Bosser beaucoup plus avec les ingénieurs. Passer plus de temps en essais privés et essayer de comprendre pourquoi Hamilton exploite mieux la voiture que lui. Il faut aussi qu'il travaille sur simulateur: c'est un outil extrêmement important chez McLaren. Or, Hamilton l'utilise depuis des années, ce qui lui donne un petit avantage. Alonso doit parler à Ron Dennis, lui dire ce qu'il ressent, ramener les gens autour de lui. Le soutien dont il a besoin est au sein de l'équipe, pas dans la presse.

Si vous deviez faire un pronostic aujourd'hui, qui serait sacré champion du monde?
Tant que je n'ai pas vu Alonso gérer son pilotage autrement, pour l'instant, je vote Hamilton. Ses courses sont vraiment impressionnantes. Je ne vois pas ce qui peut l'arrêter sinon d'attraper la grosse tête.

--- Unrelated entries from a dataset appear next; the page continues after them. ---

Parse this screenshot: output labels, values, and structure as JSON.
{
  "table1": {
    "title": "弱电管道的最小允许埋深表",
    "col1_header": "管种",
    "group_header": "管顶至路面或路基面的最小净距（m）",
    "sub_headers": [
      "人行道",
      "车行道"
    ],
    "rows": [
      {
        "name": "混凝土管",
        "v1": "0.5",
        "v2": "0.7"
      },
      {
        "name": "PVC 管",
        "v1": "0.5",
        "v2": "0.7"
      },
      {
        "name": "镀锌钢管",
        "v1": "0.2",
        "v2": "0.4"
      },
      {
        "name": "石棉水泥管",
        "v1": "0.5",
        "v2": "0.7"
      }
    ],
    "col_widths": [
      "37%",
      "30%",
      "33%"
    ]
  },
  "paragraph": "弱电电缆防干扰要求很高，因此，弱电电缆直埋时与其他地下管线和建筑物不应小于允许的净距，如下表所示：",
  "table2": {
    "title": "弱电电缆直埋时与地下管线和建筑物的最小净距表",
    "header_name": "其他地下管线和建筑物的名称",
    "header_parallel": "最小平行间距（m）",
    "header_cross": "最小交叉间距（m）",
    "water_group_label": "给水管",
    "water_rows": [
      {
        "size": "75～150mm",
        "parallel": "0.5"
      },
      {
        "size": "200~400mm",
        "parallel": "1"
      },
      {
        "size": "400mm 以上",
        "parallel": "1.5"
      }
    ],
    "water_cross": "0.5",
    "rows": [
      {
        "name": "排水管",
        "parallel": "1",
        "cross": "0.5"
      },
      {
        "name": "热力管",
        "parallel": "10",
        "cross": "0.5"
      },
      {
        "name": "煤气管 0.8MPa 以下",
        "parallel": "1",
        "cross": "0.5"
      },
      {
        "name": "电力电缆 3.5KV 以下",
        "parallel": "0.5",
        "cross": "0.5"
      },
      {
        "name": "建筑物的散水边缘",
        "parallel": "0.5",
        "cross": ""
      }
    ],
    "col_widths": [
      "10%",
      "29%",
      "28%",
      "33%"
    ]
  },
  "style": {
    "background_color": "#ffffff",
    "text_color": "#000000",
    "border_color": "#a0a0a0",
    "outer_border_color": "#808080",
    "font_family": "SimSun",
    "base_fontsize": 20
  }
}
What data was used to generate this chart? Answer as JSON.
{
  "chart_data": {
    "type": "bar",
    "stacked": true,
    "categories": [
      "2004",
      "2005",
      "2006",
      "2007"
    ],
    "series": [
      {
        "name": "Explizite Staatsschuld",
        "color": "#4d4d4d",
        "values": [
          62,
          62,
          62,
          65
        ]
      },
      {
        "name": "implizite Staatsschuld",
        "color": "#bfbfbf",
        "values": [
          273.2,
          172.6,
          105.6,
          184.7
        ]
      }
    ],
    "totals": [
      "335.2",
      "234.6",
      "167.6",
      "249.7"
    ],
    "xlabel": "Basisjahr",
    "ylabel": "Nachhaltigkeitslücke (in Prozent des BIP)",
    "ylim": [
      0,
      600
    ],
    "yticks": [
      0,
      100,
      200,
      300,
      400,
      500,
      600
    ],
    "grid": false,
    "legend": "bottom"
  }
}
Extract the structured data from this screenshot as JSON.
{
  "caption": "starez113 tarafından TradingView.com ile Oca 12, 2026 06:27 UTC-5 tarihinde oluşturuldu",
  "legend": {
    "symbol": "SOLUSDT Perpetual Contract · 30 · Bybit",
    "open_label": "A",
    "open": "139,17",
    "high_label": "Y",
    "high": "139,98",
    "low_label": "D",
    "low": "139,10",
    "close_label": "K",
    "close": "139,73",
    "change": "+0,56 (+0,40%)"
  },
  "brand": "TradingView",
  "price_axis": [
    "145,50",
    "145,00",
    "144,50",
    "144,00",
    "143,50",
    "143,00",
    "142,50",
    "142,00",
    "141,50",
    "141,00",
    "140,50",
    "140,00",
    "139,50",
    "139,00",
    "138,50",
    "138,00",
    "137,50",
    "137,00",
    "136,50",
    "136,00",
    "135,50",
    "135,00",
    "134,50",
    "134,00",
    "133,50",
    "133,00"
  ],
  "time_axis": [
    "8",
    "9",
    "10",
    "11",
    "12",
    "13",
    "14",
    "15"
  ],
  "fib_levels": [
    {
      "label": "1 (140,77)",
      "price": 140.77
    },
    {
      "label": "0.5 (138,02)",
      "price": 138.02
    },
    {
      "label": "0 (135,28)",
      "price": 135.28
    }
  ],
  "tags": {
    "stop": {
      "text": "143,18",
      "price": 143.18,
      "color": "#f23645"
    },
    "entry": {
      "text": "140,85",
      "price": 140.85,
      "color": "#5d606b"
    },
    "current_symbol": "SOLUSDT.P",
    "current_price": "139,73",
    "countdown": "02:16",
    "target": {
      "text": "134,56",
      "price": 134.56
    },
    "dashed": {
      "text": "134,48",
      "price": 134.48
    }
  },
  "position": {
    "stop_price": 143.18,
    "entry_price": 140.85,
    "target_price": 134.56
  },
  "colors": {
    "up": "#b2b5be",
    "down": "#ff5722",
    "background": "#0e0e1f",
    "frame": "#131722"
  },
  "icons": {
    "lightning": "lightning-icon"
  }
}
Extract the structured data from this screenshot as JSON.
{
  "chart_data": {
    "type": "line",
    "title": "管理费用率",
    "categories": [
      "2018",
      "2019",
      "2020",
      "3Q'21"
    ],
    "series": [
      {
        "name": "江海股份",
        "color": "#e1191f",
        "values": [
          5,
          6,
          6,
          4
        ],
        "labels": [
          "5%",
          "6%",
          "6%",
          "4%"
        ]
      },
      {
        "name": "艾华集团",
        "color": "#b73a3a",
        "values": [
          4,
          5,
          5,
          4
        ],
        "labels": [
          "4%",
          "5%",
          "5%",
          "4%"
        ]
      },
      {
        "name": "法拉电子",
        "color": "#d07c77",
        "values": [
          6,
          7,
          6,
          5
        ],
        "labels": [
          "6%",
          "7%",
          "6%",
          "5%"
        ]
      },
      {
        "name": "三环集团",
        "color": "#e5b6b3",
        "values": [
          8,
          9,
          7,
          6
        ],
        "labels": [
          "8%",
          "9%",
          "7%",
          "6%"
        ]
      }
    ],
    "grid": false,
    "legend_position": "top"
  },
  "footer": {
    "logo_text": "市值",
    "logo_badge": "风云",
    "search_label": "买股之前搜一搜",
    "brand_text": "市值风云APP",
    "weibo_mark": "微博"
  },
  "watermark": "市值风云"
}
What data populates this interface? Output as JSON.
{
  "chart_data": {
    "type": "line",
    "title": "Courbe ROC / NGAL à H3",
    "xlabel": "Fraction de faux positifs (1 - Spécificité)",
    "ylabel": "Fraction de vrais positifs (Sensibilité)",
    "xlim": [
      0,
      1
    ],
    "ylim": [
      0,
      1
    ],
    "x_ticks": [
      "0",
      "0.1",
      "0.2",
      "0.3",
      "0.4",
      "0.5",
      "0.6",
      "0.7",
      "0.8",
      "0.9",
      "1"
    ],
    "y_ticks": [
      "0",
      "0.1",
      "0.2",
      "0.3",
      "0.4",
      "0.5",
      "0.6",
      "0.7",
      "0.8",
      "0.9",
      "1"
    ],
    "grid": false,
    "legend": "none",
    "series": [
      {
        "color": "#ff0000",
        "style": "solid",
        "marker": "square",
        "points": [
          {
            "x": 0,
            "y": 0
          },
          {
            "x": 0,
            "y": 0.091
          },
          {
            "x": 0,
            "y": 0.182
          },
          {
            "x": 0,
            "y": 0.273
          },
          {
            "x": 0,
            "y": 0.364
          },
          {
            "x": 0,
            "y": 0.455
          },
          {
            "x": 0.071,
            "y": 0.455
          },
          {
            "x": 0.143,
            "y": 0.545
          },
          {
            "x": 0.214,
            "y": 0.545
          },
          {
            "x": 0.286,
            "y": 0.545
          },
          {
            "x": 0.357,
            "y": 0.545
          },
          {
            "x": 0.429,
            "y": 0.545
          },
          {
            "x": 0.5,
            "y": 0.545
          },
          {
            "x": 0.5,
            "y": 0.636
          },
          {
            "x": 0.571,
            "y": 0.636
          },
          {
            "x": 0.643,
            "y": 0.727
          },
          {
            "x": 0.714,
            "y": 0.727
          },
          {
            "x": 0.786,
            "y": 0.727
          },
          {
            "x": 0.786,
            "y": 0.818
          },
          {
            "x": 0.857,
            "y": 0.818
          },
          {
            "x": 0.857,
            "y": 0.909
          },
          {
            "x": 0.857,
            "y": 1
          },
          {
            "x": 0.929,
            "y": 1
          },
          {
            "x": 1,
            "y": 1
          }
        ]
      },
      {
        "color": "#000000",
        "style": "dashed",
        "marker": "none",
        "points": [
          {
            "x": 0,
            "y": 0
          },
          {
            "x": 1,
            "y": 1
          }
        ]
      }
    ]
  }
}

La situation est-elle similaire chez Ferrari, où le leader attendu se fait aussi voler la vedette par son challenger?
Chez Ferrari, il n'y a pas de surprise. Je savais que l'intégration d'un pilote comme Räikkönen serait difficile. Il n'est pas 100% professionnel. Et il n'est pas d'un abord facile. Il ne semble pas s'intéresser vraiment à la technique. Or, après avoir perdu Schumacher et Ross Brown (son ancien directeur technique), Ferrari a besoin de se reconstruire. Les efforts se portent naturellement sur Massa même si, là aussi, c'est davantage un ressenti qu'une réalité. La rivalité entre les deux pilotes n'a pas le même impact que chez McLaren. C'est plus difficile pour Ferrari parce que la voiture est un peu moins bonne. Mais il n'est pas encore temps de définir le pilote n°1: pour Todt, il faut mériter ce titre, ce doit être une évidence. Il faut attendre que les voitures aient renoué avec la victoire.